Spoiling for fight: Champion Kamworor targets victory at World Cross in Guiyang

Geoffrey kipsang Kamworor (right) and Leonard Barsoton competes in 12km senior men race during the IAAF Permit/KCB National Cross Country Championship at Uhuru Gardens, Nairobi on 14-02-2014.PHOTO/DENNIS OKEYO

Former World Cross-Country junior champion Geoffrey Kipsang Kamworor is confident Kenya will retain the 12-kilometre men's title at the IAAF World Cross Country Championships in Guiyang, China, on March 28.

Kipsang, who started running when he was a student at Lelboinet Secondary School in Keiyo South, said he is in great shape and hopes team work will lift Kenya into glory.

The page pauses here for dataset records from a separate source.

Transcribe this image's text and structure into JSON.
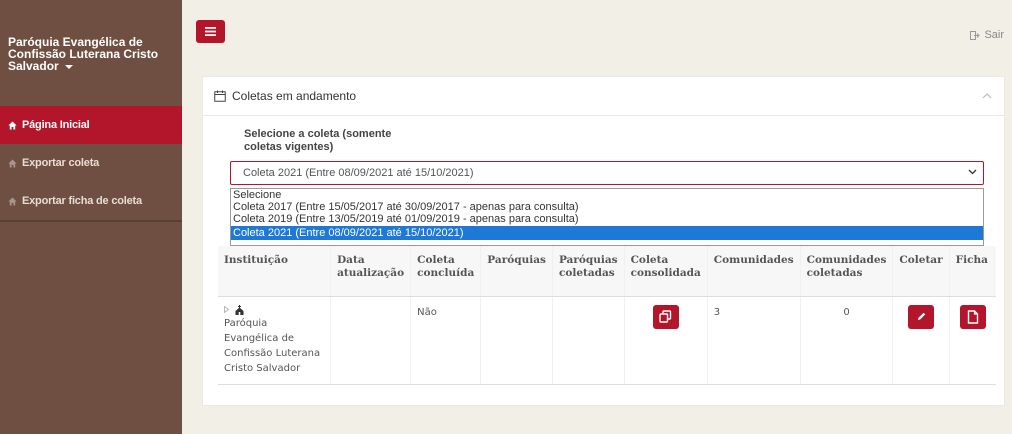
{
  "sidebar": {
    "org_name": "Paróquia Evangélica de Confissão Luterana Cristo Salvador",
    "items": [
      {
        "label": "Página Inicial",
        "icon": "home-icon",
        "active": true
      },
      {
        "label": "Exportar coleta",
        "icon": "home-icon",
        "active": false
      },
      {
        "label": "Exportar ficha de coleta",
        "icon": "home-icon",
        "active": false
      }
    ]
  },
  "header": {
    "toggle_icon": "hamburger-icon",
    "logout_label": "Sair",
    "logout_icon": "logout-icon"
  },
  "panel": {
    "title": "Coletas em andamento",
    "title_icon": "calendar-icon",
    "select_label": "Selecione a coleta (somente coletas vigentes)",
    "select_value": "Coleta 2021 (Entre 08/09/2021 até 15/10/2021)",
    "options": [
      "Selecione",
      "Coleta 2017 (Entre 15/05/2017 até 30/09/2017 - apenas para consulta)",
      "Coleta 2019 (Entre 13/05/2019 até 01/09/2019 - apenas para consulta)",
      "Coleta 2021 (Entre 08/09/2021 até 15/10/2021)"
    ],
    "selected_index": 3
  },
  "table": {
    "headers": [
      "Instituição",
      "Data atualização",
      "Coleta concluída",
      "Paróquias",
      "Paróquias coletadas",
      "Coleta consolidada",
      "Comunidades",
      "Comunidades coletadas",
      "Coletar",
      "Ficha"
    ],
    "rows": [
      {
        "instituicao": "Paróquia Evangélica de Confissão Luterana Cristo Salvador",
        "data_atualizacao": "",
        "coleta_concluida": "Não",
        "paroquias": "",
        "paroquias_coletadas": "",
        "comunidades": "3",
        "comunidades_coletadas": "0"
      }
    ]
  },
  "colors": {
    "accent": "#b3152a",
    "sidebar_bg": "#6e4f42",
    "page_bg": "#f1efe6",
    "selected_option": "#1e78d6"
  }
}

The 22-year-old police officer, who finished second at the national trials behind Bedan Karoki, said they are ready to stop any potential aggression.

"We will develop a winning formula for World Cross. I have set the right focus and hope it will work out," Kipsang said in a telephone interview from Kigari in Embu yesterday.

The athlete, who attended Chepsamo Primary School in Keiyo South, upset the odds in the 2011 World Cross in Punta Umbria, Spain, when he arrived two days late, because of a visa hitch, and went on to claim the junior championships.

"I went to Spain without experience. And now I have learned the tactics well. I will give it my best," said Kipsang, who trains at Global Sports Communications in Kaptagat under Dutch agent Jos Hermens.

Kamworor could re-enact his gun-to-tape front running style in Guiyang.

"I feel good with the front runs. I would love to appear at the world cross-country as a senior with an impressive performance. I missed the 2013 edition, which I felt I must prove my worth to Kenyans," said Kamworor.

He will team up with Bedan Karoki, World Cross junior silver medalist Leonard Barsoton, World Junior 5,000m bronze medalist Moses Mukono, Philip Lang'at and Joseph Kiptum.

Kamworor had unbridled love for athletics from his childhood but haboured no interest in full-time athletics.

"I used to train in athletics hoping it will enable me to get a scholarship to USA and pursue a degree in law. That was purely for my ardent love of English. I did well in my class," said Kamworor, an alumnus of Lelboinet Secondary School together with Kenyan-turned-Qatari Albert Chepkurui.

It's from this background that Kamworor took up an acting role in a movie dubbed, 'Unknown Runner' that catalogues his meteoric rise to marathon running.

"I love movies and film. And that's why I chose to act in the 'Unknown Runner' movie," said Kamworor.

He lacked confidence in athletics and was afraid locals would mock him while he was training and this at first hindered full-time training.

Kamworor would win the inter-class competitions in school and take a low profile thereafter.

As a young boy, he would sneak from home over the weekends to the nearby Kapkenda Girls High School, where he peeped through the fence to watch athletes train, including former Olympic 1,500m champion Nancy Jebet Lagat, former world 3,000m champion Veronica Nyaruai and former world cross-country silver medalist Prisca Jepleting.